2010年8月14日土曜日

第143回芥川賞受賞作『乙女の密告』を読む。

 赤染晶子の芥川賞受賞作『乙女の密告』を読む。『アンネの日記』を下敷きに,外国語大学ドイツ語学科の学生さんたちの虚実をテーマにした作品。
 真実と嘘の噂のはざまで揺れ動く「乙女」ごころの,あるいは,「乙女」として生きることの,微妙な世界を分け入っていく不思議な作品という印象が残った。もう少し細部をきっちり描いていけば,立派な長編ともなりうる可能性を秘めている短編。その分,凝縮しているのかといえば,そうではない。むしろ,省略という手法を用いて,曖昧模糊とした部分をあえて残しながら,最小必要限度の痕跡だけを記述し,その間隙は読者の想像力にゆだねる,という戦略をとっている。これはこれで成功しているかにみえる。しかし,どこか物足りない。ないものねだりかもしれないが・・・・。

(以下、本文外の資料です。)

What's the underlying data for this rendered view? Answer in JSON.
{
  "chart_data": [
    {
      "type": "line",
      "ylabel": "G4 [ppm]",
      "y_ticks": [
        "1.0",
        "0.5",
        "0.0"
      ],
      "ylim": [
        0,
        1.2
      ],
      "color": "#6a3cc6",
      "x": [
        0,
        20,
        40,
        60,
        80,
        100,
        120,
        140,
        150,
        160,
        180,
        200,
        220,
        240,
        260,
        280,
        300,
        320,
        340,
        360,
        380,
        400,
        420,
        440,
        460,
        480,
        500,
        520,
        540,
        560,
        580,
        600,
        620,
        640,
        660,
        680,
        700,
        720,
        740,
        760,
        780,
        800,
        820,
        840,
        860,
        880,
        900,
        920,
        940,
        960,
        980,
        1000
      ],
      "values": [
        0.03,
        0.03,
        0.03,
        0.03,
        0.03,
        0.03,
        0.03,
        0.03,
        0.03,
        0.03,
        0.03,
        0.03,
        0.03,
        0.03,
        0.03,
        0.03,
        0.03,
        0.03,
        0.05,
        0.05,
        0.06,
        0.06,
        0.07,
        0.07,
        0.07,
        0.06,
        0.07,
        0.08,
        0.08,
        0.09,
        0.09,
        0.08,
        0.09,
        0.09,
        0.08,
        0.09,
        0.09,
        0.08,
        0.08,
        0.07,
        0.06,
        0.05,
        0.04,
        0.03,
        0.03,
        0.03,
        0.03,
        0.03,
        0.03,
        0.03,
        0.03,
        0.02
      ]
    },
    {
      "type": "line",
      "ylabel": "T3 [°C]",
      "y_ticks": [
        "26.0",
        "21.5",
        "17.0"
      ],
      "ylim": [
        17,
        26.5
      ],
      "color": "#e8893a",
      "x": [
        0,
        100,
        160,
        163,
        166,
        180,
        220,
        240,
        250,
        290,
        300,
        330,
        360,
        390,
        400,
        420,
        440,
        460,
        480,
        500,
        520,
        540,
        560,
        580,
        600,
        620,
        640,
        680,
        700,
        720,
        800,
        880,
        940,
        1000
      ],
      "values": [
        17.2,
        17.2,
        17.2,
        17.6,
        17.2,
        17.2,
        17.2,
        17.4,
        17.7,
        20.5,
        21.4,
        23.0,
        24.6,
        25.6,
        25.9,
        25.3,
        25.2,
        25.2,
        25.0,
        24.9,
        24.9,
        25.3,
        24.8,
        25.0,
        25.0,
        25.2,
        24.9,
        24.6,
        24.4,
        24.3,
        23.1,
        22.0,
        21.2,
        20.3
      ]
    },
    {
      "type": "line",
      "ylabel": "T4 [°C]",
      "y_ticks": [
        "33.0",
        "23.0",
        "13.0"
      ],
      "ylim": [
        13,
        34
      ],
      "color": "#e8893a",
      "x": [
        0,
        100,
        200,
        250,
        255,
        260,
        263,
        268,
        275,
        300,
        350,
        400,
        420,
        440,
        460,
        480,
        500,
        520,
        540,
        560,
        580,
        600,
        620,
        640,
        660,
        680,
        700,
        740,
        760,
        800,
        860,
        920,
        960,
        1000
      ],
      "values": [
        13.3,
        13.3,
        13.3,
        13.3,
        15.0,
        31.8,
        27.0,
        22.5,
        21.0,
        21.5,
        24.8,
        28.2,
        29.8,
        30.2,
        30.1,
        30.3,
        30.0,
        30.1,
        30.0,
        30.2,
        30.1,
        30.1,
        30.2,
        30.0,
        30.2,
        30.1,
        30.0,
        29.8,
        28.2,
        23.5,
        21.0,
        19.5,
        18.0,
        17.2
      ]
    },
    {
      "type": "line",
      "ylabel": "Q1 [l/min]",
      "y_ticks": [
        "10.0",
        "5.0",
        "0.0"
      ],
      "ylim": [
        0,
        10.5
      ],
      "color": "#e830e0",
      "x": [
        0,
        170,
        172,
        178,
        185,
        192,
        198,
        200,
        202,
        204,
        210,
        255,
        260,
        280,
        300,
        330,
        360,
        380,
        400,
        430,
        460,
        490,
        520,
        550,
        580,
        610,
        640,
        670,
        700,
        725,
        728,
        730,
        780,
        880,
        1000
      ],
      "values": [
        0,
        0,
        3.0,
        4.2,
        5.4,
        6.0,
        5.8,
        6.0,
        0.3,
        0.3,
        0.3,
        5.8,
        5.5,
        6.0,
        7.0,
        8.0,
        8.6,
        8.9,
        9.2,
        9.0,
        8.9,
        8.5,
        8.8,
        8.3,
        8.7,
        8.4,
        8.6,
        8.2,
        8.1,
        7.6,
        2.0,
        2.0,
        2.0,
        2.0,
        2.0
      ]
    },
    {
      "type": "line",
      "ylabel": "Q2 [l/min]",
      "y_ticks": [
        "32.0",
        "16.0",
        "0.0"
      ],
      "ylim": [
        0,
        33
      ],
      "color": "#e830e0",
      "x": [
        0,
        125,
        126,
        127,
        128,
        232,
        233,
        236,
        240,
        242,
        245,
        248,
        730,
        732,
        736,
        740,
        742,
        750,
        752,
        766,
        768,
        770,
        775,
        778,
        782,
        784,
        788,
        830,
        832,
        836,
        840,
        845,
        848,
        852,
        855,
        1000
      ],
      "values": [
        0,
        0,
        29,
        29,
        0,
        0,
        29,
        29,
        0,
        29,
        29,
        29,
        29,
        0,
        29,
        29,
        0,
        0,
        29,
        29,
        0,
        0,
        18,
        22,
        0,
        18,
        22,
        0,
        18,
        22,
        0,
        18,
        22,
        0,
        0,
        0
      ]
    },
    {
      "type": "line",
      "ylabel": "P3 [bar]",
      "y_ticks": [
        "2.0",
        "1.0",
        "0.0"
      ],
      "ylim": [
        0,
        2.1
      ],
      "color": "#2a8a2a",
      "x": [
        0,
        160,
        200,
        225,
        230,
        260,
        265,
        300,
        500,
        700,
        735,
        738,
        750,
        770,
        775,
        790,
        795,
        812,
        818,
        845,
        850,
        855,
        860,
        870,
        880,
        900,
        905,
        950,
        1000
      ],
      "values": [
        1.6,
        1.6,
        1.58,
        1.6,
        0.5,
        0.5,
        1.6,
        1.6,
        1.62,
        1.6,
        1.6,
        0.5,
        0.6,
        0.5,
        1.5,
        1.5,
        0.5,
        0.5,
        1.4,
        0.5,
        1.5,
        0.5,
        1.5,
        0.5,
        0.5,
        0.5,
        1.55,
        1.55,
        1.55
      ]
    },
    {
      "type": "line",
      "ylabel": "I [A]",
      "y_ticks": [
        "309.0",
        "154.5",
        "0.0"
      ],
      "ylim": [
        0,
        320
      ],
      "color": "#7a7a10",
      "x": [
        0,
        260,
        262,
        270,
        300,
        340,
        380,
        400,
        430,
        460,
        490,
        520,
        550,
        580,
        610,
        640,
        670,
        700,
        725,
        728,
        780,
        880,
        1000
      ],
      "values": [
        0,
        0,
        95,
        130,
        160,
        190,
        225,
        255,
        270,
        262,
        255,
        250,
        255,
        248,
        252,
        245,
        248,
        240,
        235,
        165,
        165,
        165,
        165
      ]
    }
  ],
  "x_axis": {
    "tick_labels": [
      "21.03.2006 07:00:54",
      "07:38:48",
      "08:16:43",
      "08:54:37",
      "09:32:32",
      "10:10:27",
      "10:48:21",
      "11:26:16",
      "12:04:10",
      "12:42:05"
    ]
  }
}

 たとえば,14歳のアンネがユダヤ人として生きることとオランダ人として生きることの,言ってみれば,人間の尊厳にかかわる大問題に気づいて日記に記述したことを,小説の一つの大きな骨格として提示したことは高く評価したいとおもうのだが,それを,大学キャンパス内の「乙女」論争に重ねてしまっていいのか,しかも,自己と他者のはざまに引き裂かれる,いわゆる「自他論」としての問題提起もいささか軽い,という印象を受けた。アンネがユダヤ人とオランダ人との間で,どちらが自己でどちらが他者かと悩むことと,キャンパス内で,「乙女」であるか,ないか,というこの小説の命綱ともいうべき核心のテーマを,同列に並べて主題化している部分では,いささか違和感を禁じ得ない。それほどまでに,キャンパス生活にとって,そして,女子学生にとって,「乙女」であるか,そうでないかは重大なことなのだろうか。言ってみれば,女子学生としての,存在の根源をゆるがすほどの問題なのか,ということだ。もし,そうだとしたら,わたしにはそのあたりのことを理解するための,なにかが欠落しているということになる。
 作者の赤染晶子は,京都外国語大学ドイツ語学科の卒業である。1974年生まれというから,ちょうど作者が大学に通っていたころとほぼ同じ時代に,わたしもご縁があって,何回かこの大学に足を運んだ経験がある。それだけに,ドイツ語の教授として登場するバッハマン教授(もちろん,仮名)というような名前を聞くと,そこはかとなく懐かしくなってくる。もちろん,キャンパス内の建物も,研究室も,教室も,大講義室も,具体的なイメージとして浮かび上がってくる。小説は作り物だから,現実と混同してはいけないが,どうしてもイメージが現実のキャンパスと重なってしまう。だから,逆に,イメージが混乱を起こす。
 いつもは,「芥川賞選評」をさきに読んでから,受賞作を読むことにしてきたが,今回は,それを避けた。なぜなら,選評が頭に残っていて,作品を楽しむ邪魔になるとおもったから。その意味では,今回は,まことにすっきりと自分のイメージだけを楽しむことができた。これから,「選評」を読んでみようとおもう。だれが,どんな風に,この作品を評論するのか,これはこれで別の楽しみではある。いつも,石原慎太郎氏だけが,酷評をさらけ出して,もう読むに耐えない,とまで受賞作をこけにしたりしているので,今回の作品について,なにを言っているのか楽しみでもある。